Быть Иосифом Бродским. Апофеоз одиночества - Елена Клепикова
Шрифт:
Интервал:
Закладка:
– Бог решил иначе: мне суждено умереть холостым. Писатель – одинокий путешественник, – сказал ты тогда.
А тут вдруг ни с того ни с сего:
– Участь моя решена, я женюсь, – явная цитата, а из кого – не знаю, и спросить больше некого. Не обращаться же к тебе туда по столь ничтожному поводу.
Папа, как только ты познакомил нас с Марией Соццани, прямо выложил, что женитьба оттянет всю твою творческую энергию, сославшись на князя Вяземского и на повесть Генри Джеймса «Урок мастера», которую я так и не смогла одолеть. Тоска зеленая!
– Счастья хочется, – хихикая, жалился ты. – Простого, как мычание. Самого что ни на есть банального. Что говорил Шатобриан, а повторял Пушкин? Что счастье можно найти лишь на проторенных дорогах. Или другой классик, из нелюбимых: все счастливые семьи похожи друг на друга, да? Вот я и хочу быть похожим на остальных. Устал бегать тавтологии и жить чистой метафизикой. Правы были физические менады, что разорвали метафизического Орфея. Страсть – это и есть физика, жизнь, реальность, а метафизика – это память, Орфея или моя, без разницы. Надоело выдрючиваться и куражиться.
– Надоело быть поэтом, – уточнила суровая мама.
– Женитьба – это отказ от метафизики в пользу физики, – сказала умная девочка я. – А у тебя хватит сил на физику?

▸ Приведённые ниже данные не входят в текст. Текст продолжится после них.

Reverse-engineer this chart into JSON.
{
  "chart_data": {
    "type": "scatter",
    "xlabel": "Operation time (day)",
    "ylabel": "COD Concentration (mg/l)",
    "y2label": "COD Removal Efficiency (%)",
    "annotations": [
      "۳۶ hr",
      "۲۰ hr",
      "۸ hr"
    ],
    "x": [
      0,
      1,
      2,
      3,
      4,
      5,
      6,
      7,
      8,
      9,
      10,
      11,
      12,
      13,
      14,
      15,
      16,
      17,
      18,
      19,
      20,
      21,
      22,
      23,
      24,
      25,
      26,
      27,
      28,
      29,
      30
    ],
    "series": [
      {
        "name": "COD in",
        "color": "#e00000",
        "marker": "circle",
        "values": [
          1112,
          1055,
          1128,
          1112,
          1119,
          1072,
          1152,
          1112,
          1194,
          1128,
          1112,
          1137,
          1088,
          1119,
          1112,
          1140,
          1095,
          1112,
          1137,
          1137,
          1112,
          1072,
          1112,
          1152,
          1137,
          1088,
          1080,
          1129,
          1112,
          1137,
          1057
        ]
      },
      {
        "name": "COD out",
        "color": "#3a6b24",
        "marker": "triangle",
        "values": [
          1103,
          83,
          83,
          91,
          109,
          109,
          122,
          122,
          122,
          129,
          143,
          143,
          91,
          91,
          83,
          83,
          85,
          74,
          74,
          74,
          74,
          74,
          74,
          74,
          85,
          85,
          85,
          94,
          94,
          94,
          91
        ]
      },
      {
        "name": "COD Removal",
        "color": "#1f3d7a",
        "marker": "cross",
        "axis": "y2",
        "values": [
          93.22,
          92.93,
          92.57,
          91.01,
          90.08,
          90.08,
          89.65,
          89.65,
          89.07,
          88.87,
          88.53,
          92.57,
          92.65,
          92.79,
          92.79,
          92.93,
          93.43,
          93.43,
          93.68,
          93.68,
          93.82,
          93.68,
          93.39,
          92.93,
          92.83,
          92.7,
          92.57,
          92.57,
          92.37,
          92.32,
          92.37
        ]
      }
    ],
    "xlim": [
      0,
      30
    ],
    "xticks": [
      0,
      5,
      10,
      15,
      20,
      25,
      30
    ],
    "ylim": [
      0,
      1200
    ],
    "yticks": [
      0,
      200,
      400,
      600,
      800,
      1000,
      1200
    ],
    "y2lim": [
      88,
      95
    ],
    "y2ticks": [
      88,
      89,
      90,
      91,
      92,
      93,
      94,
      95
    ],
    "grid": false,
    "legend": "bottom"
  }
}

– В том смысле, что я стар и хвор? Что у нашего брата поэта не бывает счастливых браков? Что поэт – эквивалент неблагополучия и катастрофы? В принципе, так и есть. Знаешь, как Чехов называл свою Лику, а она трахалась с кем ни попадя – от Левитана до Потапенко. Адская красавица. От нее исходил дух веселья, загула, скандала. Да нет, я о своей. Вот я и угробил полжизни на мою адскую красавицу. Пока не дошло: женщина – это черновик посвященного ей стихотворения. Хотя не женился из-за другой девы, но та и вовсе бля*ь, заглядывает все реже, ее поведение мы уже обсуждали. Я – человек, ничто человеческое мне не чуждо, хотя нечто и чуждо.

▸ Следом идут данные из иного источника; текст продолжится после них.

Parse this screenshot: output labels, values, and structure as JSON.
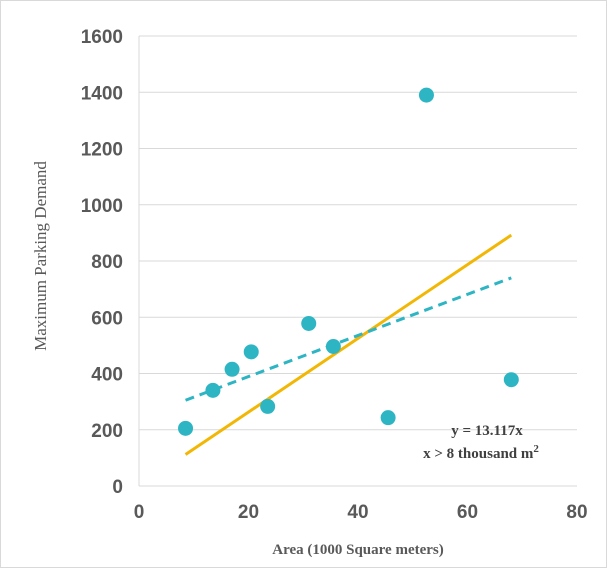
{
  "chart_data": {
    "type": "scatter",
    "title": "",
    "xlabel": "Area (1000 Square meters)",
    "ylabel": "Maximum Parking   Demand",
    "xlim": [
      0,
      80
    ],
    "ylim": [
      0,
      1600
    ],
    "xticks": [
      0,
      20,
      40,
      60,
      80
    ],
    "yticks": [
      0,
      200,
      400,
      600,
      800,
      1000,
      1200,
      1400,
      1600
    ],
    "grid": "horizontal",
    "points": [
      {
        "x": 8.5,
        "y": 205
      },
      {
        "x": 13.5,
        "y": 340
      },
      {
        "x": 17,
        "y": 415
      },
      {
        "x": 20.5,
        "y": 477
      },
      {
        "x": 23.5,
        "y": 283
      },
      {
        "x": 31,
        "y": 578
      },
      {
        "x": 35.5,
        "y": 496
      },
      {
        "x": 45.5,
        "y": 243
      },
      {
        "x": 52.5,
        "y": 1390
      },
      {
        "x": 68,
        "y": 378
      }
    ],
    "trendline": {
      "x": [
        8.5,
        68
      ],
      "y": [
        305,
        740
      ],
      "style": "dashed",
      "color": "#2eb5c3"
    },
    "model_line": {
      "x": [
        8.5,
        68
      ],
      "y": [
        112,
        892
      ],
      "style": "solid",
      "color": "#f2b705"
    },
    "annotation": {
      "line1": "y = 13.117x",
      "line2_prefix": "x > 8 thousand m",
      "line2_sup": "2"
    },
    "colors": {
      "points": "#2eb5c3",
      "model": "#f2b705",
      "grid": "#d9d9d9",
      "text": "#595959"
    }
  }
}
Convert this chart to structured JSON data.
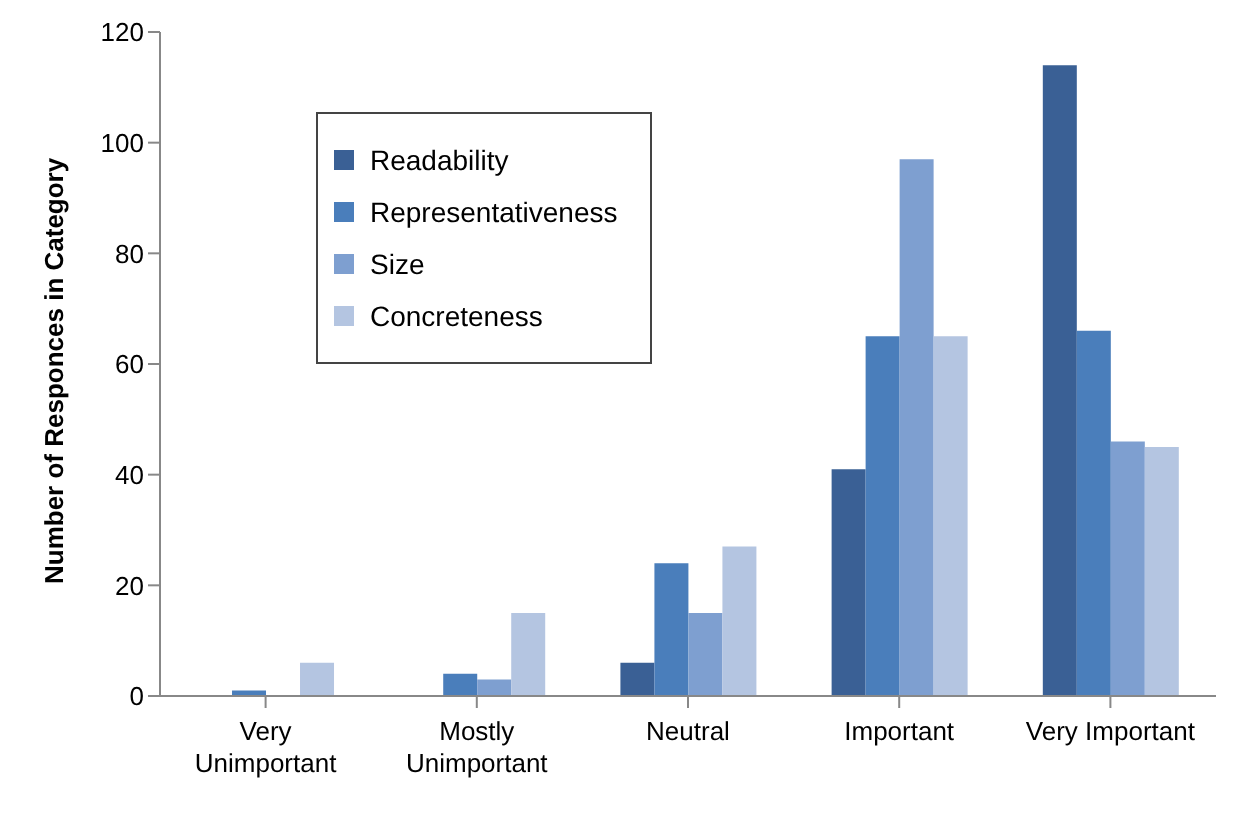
{
  "chart_data": {
    "type": "bar",
    "ylabel": "Number of Responces in Category",
    "categories": [
      "Very Unimportant",
      "Mostly Unimportant",
      "Neutral",
      "Important",
      "Very Important"
    ],
    "series": [
      {
        "name": "Readability",
        "color": "#3a6095",
        "values": [
          0,
          0,
          6,
          41,
          114
        ]
      },
      {
        "name": "Representativeness",
        "color": "#4a7ebb",
        "values": [
          1,
          4,
          24,
          65,
          66
        ]
      },
      {
        "name": "Size",
        "color": "#7e9fd0",
        "values": [
          0,
          3,
          15,
          97,
          46
        ]
      },
      {
        "name": "Concreteness",
        "color": "#b4c5e1",
        "values": [
          6,
          15,
          27,
          65,
          45
        ]
      }
    ],
    "ylim": [
      0,
      120
    ],
    "yticks": [
      0,
      20,
      40,
      60,
      80,
      100,
      120
    ],
    "grid": false,
    "legend": "top left"
  }
}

– А мы думали, ты Бог, – съязвила встревоженная мама. – В смысле демиург.
– Для слуг, жен и друзей великих людей не существует, – расширил ты афоризм-трюизм и с ходу выдал следующий: – Чем отличается великая гора от великого человека? Когда подходишь к горе, она становится все больше, а великий человек – все меньше. Привет предкам.
– И средь детей ничтожных мира, быть может, всех ничтожней ты, дядюшка, – вмешалась я в этот исторический разговор. – Гулливер оказался лилипутом.
– Молчи, ребенок! – повысила голос мама, срывая на мне обиду.
Даже если меж ними ничего, все равно жаль, когда женится твой чичисбей и принципиальный холостяк.
– Единственный дом, где меня обижают и унижают и где разбивается сердце поэта. Heartbreak house.
– Единственный дом, где тебе говорят правду.
– На кой мне она? Правда – хорошо, а счастье лучше.
И шмыгнул носом, утирая отсутствующую слезу. Суровый славянин, он слез не проливал.
– Она, конечно, твоя поклонница, – сказал папа.
– Ну и что? Почему поклонница не может быть любовницей!
– Женой, – поправил папа.
– А чем еще старая развалина, как я, может привлечь юную плоть?
– Ты ей ночи напролет будешь читать стихи?
На мою реплику никак не отреагировал.
– Настоящая любовь только за деньги. Дико звучит, но так. Или за славу. Что в условиях развитого или недоразвитого капитализма одно и то же. Там, где все продается, соответственно все покупается.
– И старческой любви позорней… – продолжала я. – Она антиквар?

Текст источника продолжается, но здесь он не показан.